Real estate analysts suggest there’s more ‘tank’ than ‘think’ in the Fraser Institute’s recent characterization of the Canada Pension Plan Investment Board’s (CPPIB) asset allocation strategy. A newly released Fraser Research paper comparing the administrative and investment costs of six public pensions ranks the CPP’s expense ratio as the highest — at 1.07 per cent of its asset value — and ties it, in part, to consultation fees related to alternative asset classes, including real estate, infrastructure and private equity. The report’s authors, Philip Cross and Joel Emes, further argue that these illiquid assets make for an unproven and risky investment strategy.
“The strategy presumes first that these assets are mispriced because they are relatively unknown and infrequently traded, and second that the mispricing of assets is on the low and not the high side,” the economists theorize. “In other words, there is a presumption of market failure in price discovery, which large pension funds can identify and profit from better than other investors such as hedge funds.”
For their part, however, real estate investment specialists provide a more comprehensive set of reasons for their actions and faith in the asset class. Notably, it comes with its own revenue generating capacity, which can be used to fund further investment and protect against inflation — attributes particularly aligned with a pension fund’s defining obligation to pay out to plan members.
“If there is growth and interest rates rise then hard assets can typically increase rents,” says Chris Langstaff, senior vice president, research and strategy, with LaSalle Investment Management. “Real estate is less liquid — you can’t sell it in a day, like a stock — but not completely illiquid. At the same time, large pension funds like CPP have a long-term perspective. Unlike publicly traded companies, they can ignore mark-to-market volatility and focus on building a durable long-term income stream.”
Despite Cross and Emes’ somewhat unique position that CPPIB’s investment strategy is “an experiment in progress, not the execution of a proven strategy”, institutional investors have long relied on real estate for diversification and risk management.
“It’s portfolio theory 101,” observes Michael Brooks, chief executive officer of the Real Property Association of Canada (REALpac).
Scrutiny of CPPIB asset allocation is part of the Fraser Institute’s larger critique of CPP costs, of which investment related expenses are a major portion. While the report concedes “the more expensive plans could justify higher costs if they generated higher investment returns”, Cross and Emes question the current reporting of those returns.

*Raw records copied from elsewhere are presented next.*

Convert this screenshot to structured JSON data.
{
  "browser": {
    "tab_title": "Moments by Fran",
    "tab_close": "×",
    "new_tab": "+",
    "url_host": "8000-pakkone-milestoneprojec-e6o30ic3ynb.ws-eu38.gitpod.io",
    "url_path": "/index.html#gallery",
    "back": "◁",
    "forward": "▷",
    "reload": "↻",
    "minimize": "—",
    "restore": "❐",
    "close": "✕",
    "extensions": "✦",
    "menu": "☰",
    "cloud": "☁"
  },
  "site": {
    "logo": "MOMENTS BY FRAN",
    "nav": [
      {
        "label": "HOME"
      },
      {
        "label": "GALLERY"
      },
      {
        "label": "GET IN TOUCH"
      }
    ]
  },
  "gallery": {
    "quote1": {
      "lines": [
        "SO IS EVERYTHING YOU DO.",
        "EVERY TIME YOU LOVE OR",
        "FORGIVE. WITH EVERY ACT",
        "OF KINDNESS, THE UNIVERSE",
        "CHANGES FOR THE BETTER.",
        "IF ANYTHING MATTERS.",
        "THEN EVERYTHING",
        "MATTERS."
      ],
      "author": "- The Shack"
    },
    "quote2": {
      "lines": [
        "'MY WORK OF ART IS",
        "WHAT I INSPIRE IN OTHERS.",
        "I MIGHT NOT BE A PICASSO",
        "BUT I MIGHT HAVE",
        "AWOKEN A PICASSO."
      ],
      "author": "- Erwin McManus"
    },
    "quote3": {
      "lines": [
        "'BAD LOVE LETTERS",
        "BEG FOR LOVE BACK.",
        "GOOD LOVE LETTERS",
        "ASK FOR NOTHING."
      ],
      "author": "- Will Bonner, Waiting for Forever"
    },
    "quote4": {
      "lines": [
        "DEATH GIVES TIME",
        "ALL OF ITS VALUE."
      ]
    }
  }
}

“Many of the investments made by pension plans in infrastructure, real estate and private equity are long-term illiquid investments that are often without a recent reference price. This allows management some discretion in their valuation and it is in management’s interest to maximize these valuations while minimizing the returns on assets in the benchmark group,” they submit.
Regardless, yesterday’s release of the REALpac/IPD Canada Property Index in Toronto revealed a 10-year return of 10.3 per cent on index participants’ directly held standing investments versus 10-year returns of 5.8 per cent on bonds and 4 per cent on equities.
Speaking at an event in conjunction with the index release, CPPIB director Sharm Powell pegged the fund’s real estate holdings at $40-billion or about 14 per cent of total asset value. While the Fraser Research report singles out CPPIB for its purported unproven investment strategy, the five other examined public pension plans — Healthcare of Ontario Pension Plan, Ontario Teachers’ Pension Plan, Ontario Municipal Employees Retirement System, Ontario Pension Board and Ontario Public Service Employees Union Pension Trust — are also represented in the index.
Barbara Carss is editor-in-chief of Canadian Property Management.